M. Van Beuningen had talked on the folly of the Anglo-French Alliance, adorning his speech with scriptural quotations, illustrations drawn from his vast learning, and a copiousness of logic, until Arlington had grown restive and Buckingham blasphemous.
But his arguments were not without effect. The Duke, who had drunk heavily, swore at last he was in the right, and had almost offered to sign a treaty with the States when my lord Arlington, who was a moderate man at table, restrained him.
M. Beverningh, who had taken at least enough wine for volubility, declaimed loudly against the injustice of the demands made by Charles and Louis. Buckingham became noisy, offending the Prince with his swearing and profanity, and refused to abate his terms, repeating that France should not have everything and England nothing.

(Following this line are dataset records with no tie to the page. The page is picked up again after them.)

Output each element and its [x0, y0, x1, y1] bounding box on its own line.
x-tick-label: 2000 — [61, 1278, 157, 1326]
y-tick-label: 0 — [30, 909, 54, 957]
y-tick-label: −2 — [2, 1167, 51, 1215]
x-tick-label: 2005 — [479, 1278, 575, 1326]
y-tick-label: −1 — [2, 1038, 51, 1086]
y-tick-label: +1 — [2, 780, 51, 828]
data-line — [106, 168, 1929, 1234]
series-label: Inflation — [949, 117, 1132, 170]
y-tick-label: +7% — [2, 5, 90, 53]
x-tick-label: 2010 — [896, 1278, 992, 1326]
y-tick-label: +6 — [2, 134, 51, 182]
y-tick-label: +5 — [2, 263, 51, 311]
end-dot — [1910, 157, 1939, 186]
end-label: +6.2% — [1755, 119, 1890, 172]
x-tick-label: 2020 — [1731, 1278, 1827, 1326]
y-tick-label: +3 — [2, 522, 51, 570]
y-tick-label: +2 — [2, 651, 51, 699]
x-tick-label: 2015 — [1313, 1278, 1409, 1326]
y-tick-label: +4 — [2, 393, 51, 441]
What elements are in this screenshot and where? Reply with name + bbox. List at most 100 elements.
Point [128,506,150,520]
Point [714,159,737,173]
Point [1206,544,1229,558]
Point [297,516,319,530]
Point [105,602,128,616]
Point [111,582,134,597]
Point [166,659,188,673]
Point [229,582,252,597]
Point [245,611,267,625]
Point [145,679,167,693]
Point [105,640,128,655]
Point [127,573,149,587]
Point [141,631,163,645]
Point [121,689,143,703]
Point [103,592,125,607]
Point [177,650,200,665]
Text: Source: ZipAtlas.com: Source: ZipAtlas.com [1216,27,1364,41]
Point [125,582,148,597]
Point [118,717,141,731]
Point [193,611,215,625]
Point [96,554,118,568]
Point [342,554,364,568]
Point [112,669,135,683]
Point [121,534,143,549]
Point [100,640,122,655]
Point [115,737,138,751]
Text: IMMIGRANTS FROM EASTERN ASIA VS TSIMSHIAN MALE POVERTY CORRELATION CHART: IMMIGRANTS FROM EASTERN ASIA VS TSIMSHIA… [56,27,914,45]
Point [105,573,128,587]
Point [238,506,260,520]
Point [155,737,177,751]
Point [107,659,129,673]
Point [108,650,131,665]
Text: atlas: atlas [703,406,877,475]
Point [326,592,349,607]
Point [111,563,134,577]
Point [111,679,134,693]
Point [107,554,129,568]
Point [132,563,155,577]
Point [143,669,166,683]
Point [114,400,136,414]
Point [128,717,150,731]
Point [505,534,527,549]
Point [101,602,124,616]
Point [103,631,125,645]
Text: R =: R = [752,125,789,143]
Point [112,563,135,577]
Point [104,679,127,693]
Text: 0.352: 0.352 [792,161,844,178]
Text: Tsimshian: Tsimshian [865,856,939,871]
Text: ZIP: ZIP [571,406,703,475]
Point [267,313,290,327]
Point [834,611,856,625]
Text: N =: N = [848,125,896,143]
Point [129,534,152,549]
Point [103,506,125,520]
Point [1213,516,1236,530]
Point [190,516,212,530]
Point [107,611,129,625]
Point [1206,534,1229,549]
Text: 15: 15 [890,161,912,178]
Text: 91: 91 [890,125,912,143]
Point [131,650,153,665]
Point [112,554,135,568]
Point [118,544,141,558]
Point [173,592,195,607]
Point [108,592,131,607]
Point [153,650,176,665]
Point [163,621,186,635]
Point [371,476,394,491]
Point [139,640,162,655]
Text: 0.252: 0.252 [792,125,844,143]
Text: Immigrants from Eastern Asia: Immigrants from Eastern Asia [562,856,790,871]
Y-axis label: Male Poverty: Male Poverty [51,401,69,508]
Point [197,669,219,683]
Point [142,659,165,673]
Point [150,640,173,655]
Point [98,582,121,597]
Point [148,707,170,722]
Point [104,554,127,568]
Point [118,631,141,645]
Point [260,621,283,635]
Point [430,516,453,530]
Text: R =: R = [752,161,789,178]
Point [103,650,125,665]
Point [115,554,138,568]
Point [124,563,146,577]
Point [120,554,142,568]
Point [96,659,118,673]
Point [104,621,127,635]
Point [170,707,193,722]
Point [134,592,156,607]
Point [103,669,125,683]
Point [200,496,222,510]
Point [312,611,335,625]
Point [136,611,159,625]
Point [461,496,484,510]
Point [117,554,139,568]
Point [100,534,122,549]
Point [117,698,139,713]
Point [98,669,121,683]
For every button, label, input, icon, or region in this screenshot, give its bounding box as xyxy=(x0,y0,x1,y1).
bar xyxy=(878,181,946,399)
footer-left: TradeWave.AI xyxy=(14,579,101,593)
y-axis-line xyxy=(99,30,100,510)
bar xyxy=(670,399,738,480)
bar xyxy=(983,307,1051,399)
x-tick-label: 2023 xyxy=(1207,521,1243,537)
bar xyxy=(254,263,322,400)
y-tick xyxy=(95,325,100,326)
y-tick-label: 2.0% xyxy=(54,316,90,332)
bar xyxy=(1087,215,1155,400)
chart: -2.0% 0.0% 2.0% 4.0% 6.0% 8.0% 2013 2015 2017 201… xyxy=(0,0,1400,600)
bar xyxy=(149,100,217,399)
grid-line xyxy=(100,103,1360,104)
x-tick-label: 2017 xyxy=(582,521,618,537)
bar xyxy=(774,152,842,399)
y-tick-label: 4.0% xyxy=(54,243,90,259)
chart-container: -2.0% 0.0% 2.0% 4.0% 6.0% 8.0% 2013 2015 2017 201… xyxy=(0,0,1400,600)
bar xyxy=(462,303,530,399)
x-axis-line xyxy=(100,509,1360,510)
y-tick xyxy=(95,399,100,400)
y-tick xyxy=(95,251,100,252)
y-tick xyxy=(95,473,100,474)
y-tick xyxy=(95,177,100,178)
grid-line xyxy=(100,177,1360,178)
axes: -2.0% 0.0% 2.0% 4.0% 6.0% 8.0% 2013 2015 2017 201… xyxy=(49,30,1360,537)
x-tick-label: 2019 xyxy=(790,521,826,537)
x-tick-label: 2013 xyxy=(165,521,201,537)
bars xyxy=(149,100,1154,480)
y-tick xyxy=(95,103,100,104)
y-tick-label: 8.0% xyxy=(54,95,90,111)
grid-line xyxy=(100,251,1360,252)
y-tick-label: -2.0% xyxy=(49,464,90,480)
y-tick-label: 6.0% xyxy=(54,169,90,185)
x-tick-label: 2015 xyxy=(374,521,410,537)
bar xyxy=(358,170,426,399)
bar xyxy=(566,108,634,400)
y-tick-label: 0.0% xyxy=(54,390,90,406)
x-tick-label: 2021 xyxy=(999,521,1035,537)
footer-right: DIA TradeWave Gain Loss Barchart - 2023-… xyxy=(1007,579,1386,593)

Arlington, grave, good-natured, but weak and unscrupulous, was more reasonable. He promised, though not very confidently, to endeavour to moderate Louis’ preposterous demands; he insisted, however, on the cautionary towns, as he termed them, for Charles.
On this point the Dutch deputies were firm: they would not place an inch of their territory in the hands of France or England, beyond the border towns, such as Maestricht, with which William had already asked the Allies to content themselves.
Buckingham, speaking violently, argued that it was absurd to offer a king a few towns in exchange for three provinces he had already conquered, and three more that he was prepared to conquer; and hinted that the Dutch were in no condition to argue about terms at all, but must take thankfully what was given them—and this in face of it that a while before he had been offering to sign an alliance with them.
So, veering and unstable, he embarrassed the discussion with constant changes of opinion and capricious arguments based upon neither justice nor reason.
For his part, the Prince appealed to England’s ancient friendship, to the principles of the Triple Alliance, to his uncle’s protestations, to the unwisdom of allowing the French to upset the balance of power in Europe, and to the one religion common to England and the United Provinces, threatened by the encroachments of Louis.